In fact, even the most “successful”, brilliant minds of our generation are constantly working on their personal and professional development. There truly is always room for improvement and working on expanding your professional capabilities is not only good for your resume but further your adaptability, as skills will always have some aspects that can be transferred from one context to another.
Your Packfinder assessment results will give you developmental skills to work on that are specific to your personality and tendencies in the workplace, so these can be a great starting point to utilize.
With this said, as Caprino states, these challenges are not ones that you have to or even should approach on your own. Try speaking with a peer or a trusted friend who seems to have a handle on their career, or even an approach on how they tackled their own career challenges.

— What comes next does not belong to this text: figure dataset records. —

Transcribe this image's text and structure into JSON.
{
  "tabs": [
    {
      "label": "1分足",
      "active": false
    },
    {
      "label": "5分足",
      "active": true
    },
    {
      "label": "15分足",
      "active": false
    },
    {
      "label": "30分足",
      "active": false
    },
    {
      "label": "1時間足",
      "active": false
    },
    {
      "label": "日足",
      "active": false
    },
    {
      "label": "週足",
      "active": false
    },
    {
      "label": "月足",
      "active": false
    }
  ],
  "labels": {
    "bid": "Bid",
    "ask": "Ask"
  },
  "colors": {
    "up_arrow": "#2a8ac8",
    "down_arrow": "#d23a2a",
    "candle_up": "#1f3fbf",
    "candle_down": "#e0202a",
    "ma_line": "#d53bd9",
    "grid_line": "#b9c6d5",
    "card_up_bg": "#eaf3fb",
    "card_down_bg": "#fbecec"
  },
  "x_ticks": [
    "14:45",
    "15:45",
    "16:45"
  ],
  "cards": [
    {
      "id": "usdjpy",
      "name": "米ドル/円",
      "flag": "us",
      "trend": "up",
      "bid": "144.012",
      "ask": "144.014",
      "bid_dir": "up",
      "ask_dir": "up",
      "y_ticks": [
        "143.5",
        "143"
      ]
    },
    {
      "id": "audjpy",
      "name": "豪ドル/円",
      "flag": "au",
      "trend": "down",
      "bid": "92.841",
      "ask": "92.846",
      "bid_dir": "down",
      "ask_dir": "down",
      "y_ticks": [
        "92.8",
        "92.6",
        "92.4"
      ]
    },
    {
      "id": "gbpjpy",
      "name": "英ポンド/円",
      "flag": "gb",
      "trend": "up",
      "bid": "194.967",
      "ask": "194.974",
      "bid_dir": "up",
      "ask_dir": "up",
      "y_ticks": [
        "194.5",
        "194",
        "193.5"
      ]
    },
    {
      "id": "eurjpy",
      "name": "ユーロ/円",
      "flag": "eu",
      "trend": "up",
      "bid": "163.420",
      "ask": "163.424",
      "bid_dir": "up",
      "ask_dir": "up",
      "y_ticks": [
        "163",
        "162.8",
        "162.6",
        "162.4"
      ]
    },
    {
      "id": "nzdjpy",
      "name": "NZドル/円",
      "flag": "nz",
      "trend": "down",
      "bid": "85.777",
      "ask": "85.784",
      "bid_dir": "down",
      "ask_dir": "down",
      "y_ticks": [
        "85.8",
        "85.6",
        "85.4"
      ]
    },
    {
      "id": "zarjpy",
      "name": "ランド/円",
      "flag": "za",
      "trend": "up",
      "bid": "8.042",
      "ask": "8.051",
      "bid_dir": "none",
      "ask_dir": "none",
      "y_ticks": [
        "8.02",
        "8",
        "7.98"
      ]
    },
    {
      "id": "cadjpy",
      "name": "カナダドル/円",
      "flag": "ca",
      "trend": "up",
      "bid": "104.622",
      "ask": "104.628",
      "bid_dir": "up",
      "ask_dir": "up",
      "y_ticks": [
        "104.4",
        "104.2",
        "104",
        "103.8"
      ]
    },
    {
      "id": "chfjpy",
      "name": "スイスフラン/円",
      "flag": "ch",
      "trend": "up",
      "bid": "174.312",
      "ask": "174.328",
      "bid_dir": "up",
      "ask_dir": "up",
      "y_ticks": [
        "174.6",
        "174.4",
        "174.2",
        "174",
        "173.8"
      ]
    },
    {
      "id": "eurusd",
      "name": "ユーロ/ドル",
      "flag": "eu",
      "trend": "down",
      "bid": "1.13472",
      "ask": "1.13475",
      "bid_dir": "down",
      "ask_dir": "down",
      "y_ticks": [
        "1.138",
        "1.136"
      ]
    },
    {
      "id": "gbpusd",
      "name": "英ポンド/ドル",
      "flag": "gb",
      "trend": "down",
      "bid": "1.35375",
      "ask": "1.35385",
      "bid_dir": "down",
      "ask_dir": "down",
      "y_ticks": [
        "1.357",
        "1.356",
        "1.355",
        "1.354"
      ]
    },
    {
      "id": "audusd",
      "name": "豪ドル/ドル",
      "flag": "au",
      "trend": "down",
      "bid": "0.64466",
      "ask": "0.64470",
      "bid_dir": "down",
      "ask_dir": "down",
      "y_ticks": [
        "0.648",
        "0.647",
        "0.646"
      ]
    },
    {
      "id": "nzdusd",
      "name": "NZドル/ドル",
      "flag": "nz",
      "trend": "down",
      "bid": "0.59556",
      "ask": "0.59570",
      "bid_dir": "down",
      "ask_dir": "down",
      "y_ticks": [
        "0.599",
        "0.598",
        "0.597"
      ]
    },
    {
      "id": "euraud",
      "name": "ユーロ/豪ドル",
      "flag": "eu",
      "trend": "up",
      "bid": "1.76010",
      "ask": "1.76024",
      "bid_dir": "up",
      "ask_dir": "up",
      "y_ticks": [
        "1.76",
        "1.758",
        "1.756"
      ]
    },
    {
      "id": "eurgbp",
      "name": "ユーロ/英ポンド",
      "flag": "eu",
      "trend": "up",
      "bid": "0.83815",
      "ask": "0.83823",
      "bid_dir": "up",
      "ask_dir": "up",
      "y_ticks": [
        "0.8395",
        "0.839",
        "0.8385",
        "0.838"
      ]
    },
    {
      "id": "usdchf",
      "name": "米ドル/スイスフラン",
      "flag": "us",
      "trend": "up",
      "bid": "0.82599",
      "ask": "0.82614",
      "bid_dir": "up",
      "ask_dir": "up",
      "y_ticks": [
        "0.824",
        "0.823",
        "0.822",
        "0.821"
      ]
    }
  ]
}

Talk to a parent, a mentor, a supervisor, or even a therapist or councilor—someone you truly trust and know will really listen to you—and express what difficulties you’re experiencing. They may have resources first-hand or may be able to help you find the resources you need.
To take your free Packfinder career fit assessment, sign up here and get started.
Conclusion: If you’re among the 2 million Canadians who lost their job in April 2020, or were planning on starting your career following your spring graduation, you may be experiencing the world-wide phenomenon of job seeking fatigue that stems from job loss, rejection emails from applications, and career confusion. While there are many factors in getting your feet back on solid land, a great asset to your job search and relieving any career confusion can be settled with the guidance offered by thorough career fit assessments, like Packfinder, a free assessment courtesy of Workwolf.